Während des Ersten Weltkrieges wurde Kapp in der deutschen Bevölkerung weithin bekannt, indem er als einer der profiliertesten Vertreter weitreichender deutscher Kriegsziele auftrat. So forderte er unter anderem umfassende Annexionen und hohe Reparationszahlungen der Entente cordiale an das Deutsche Reich als Ziel der deutschen Kriegspolitik. Insbesondere die dauerhafte militärische, ökonomische und politische Anbindung des besetzten Belgiens auch nach dem Ende des Krieges an das Reich, die Etablierung deutscher Marinestützpunkte an der Küste von Flandern und ein energisches Vorgehen gegen Großbritannien erachtete er als unerlässlich.

Als nachdrücklicher Befürworter des sogenannten uneingeschränkten U-Boot-Krieges gegen Großbritannien geriet Kapp in Konflikt mit dem Reichskanzler Bethmann Hollweg, der die Aufnahme desselben aus Furcht vor einem amerikanischen Kriegseintritt zu verhindern suchte. Kapp verfasste unter anderem das den wichtigsten Personen der politischen, wirtschaftlichen und militärischen Führungsschicht des Reiches zugeschickte Pasquill „Die nationalen Kreise und der Reichskanzler“. Bethmann Hollweg bezeichnete Kapp daraufhin im Reichstag als „politischen Piraten“ – was Kapp als Beleidigung empfand und zu einer Duellforderung veranlasste. Bethmann Hollweg lehnte sie für die Dauer seiner Amtszeit ab, kam ihr aber auch nach seinem Sturz am 13. Juli 1917, als nach seiner eigenen Aussage einem Duell nichts mehr im Wege stehen sollte, nicht nach.[2][4]

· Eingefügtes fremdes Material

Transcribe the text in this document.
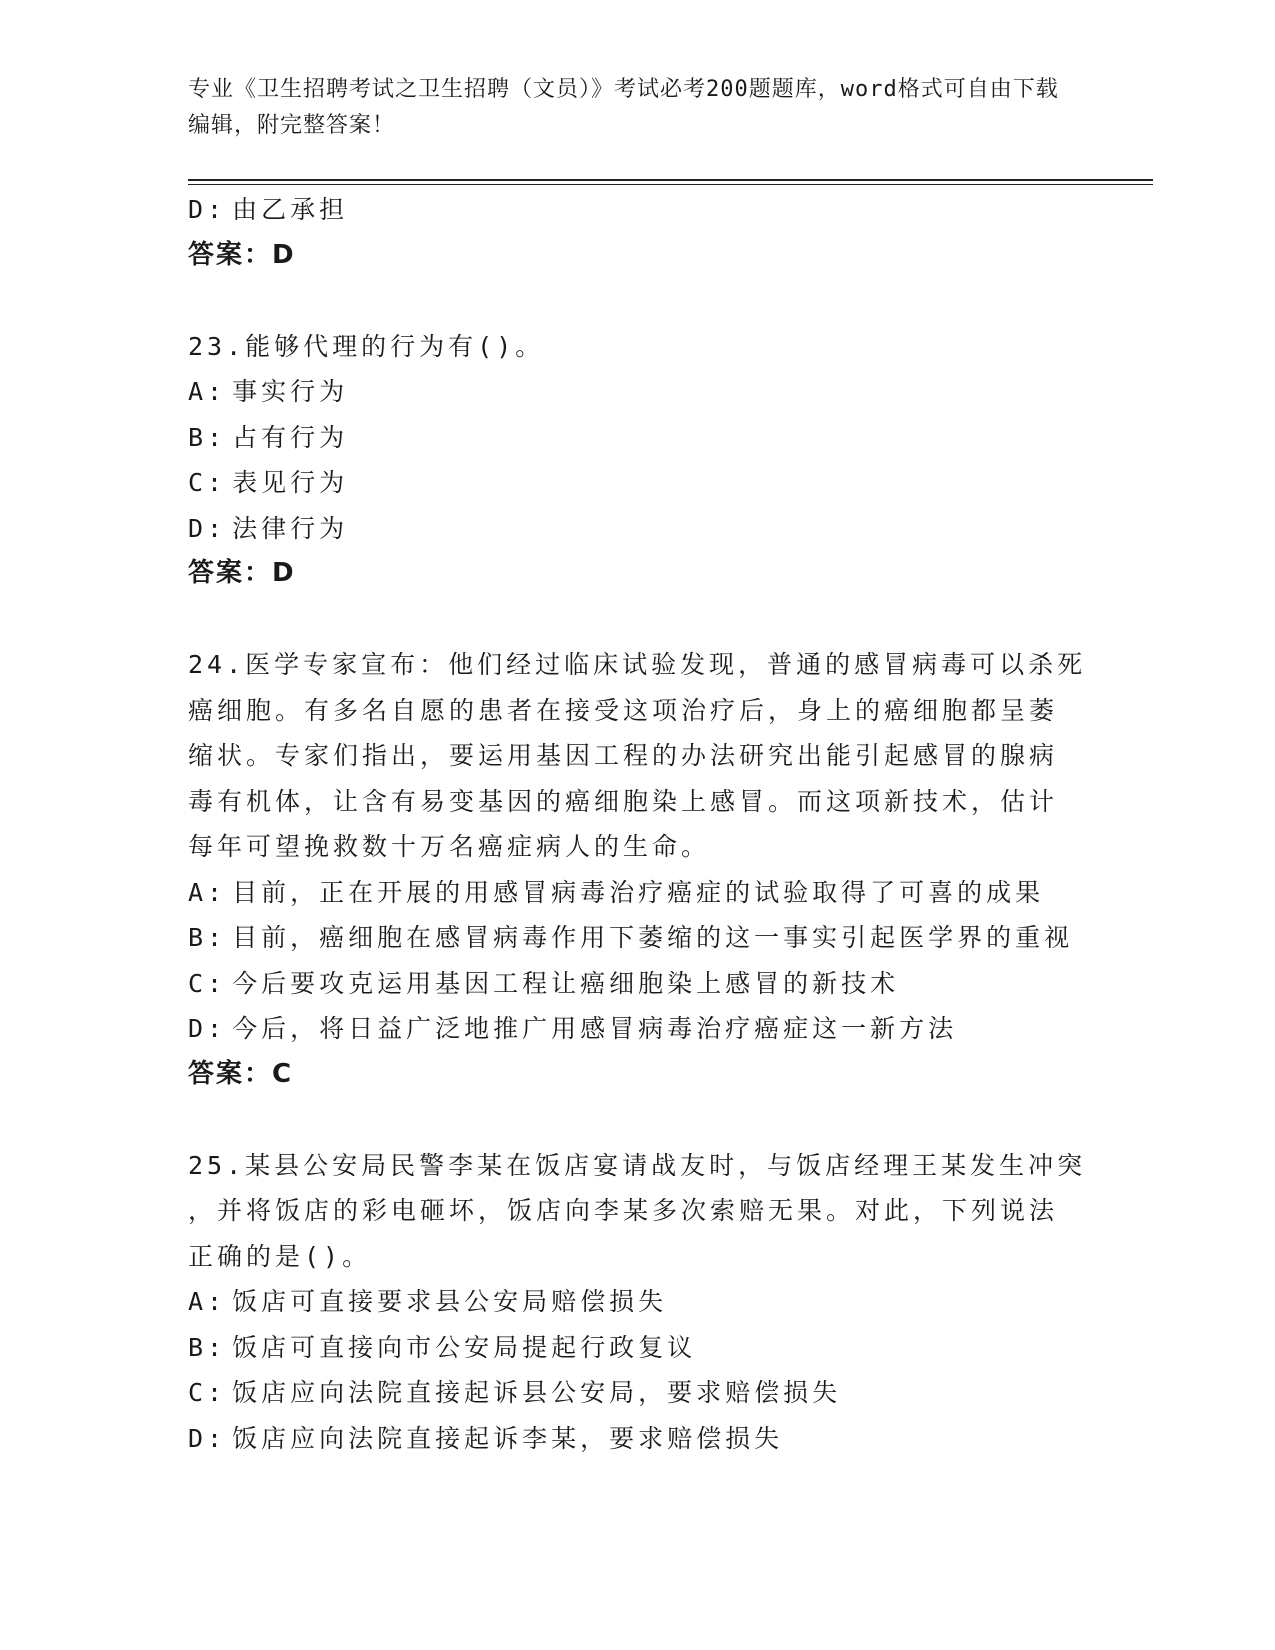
专业《卫生招聘考试之卫生招聘（文员）》考试必考200题题库，word格式可自由下载编辑，附完整答案！
D: 由乙承担
答案：D
23.能够代理的行为有()。
A: 事实行为
B: 占有行为
C: 表见行为
D: 法律行为
答案：D
24.医学专家宣布：他们经过临床试验发现，普通的感冒病毒可以杀死
癌细胞。有多名自愿的患者在接受这项治疗后，身上的癌细胞都呈萎
缩状。专家们指出，要运用基因工程的办法研究出能引起感冒的腺病
毒有机体，让含有易变基因的癌细胞染上感冒。而这项新技术，估计
每年可望挽救数十万名癌症病人的生命。
A: 目前，正在开展的用感冒病毒治疗癌症的试验取得了可喜的成果
B: 目前，癌细胞在感冒病毒作用下萎缩的这一事实引起医学界的重视
C: 今后要攻克运用基因工程让癌细胞染上感冒的新技术
D: 今后，将日益广泛地推广用感冒病毒治疗癌症这一新方法
答案：C
25.某县公安局民警李某在饭店宴请战友时，与饭店经理王某发生冲突
，并将饭店的彩电砸坏，饭店向李某多次索赔无果。对此，下列说法
正确的是()。
A: 饭店可直接要求县公安局赔偿损失
B: 饭店可直接向市公安局提起行政复议
C: 饭店应向法院直接起诉县公安局，要求赔偿损失
D: 饭店应向法院直接起诉李某，要求赔偿损失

Kapp wurde bei einer Nachwahl am 2. Februar 1918 in Gumbinnen noch Mitglied des letzten Reichstags des Kaiserreichs, der von Januar 1912 bis Januar 1919 amtierte. Er empfand die Niederlage im Ersten Weltkrieg als nationale Schande und wurde ein Verfechter der Dolchstoßlegende. Bereits 1917 – noch während des Krieges – hatte Kapp als Reaktion auf die Friedensresolution des Reichstages die Deutsche Vaterlandspartei (DVLP) gegründet. Im Jahr 1919 beteiligte er sich an der antirepublikanischen Nationalen Vereinigung.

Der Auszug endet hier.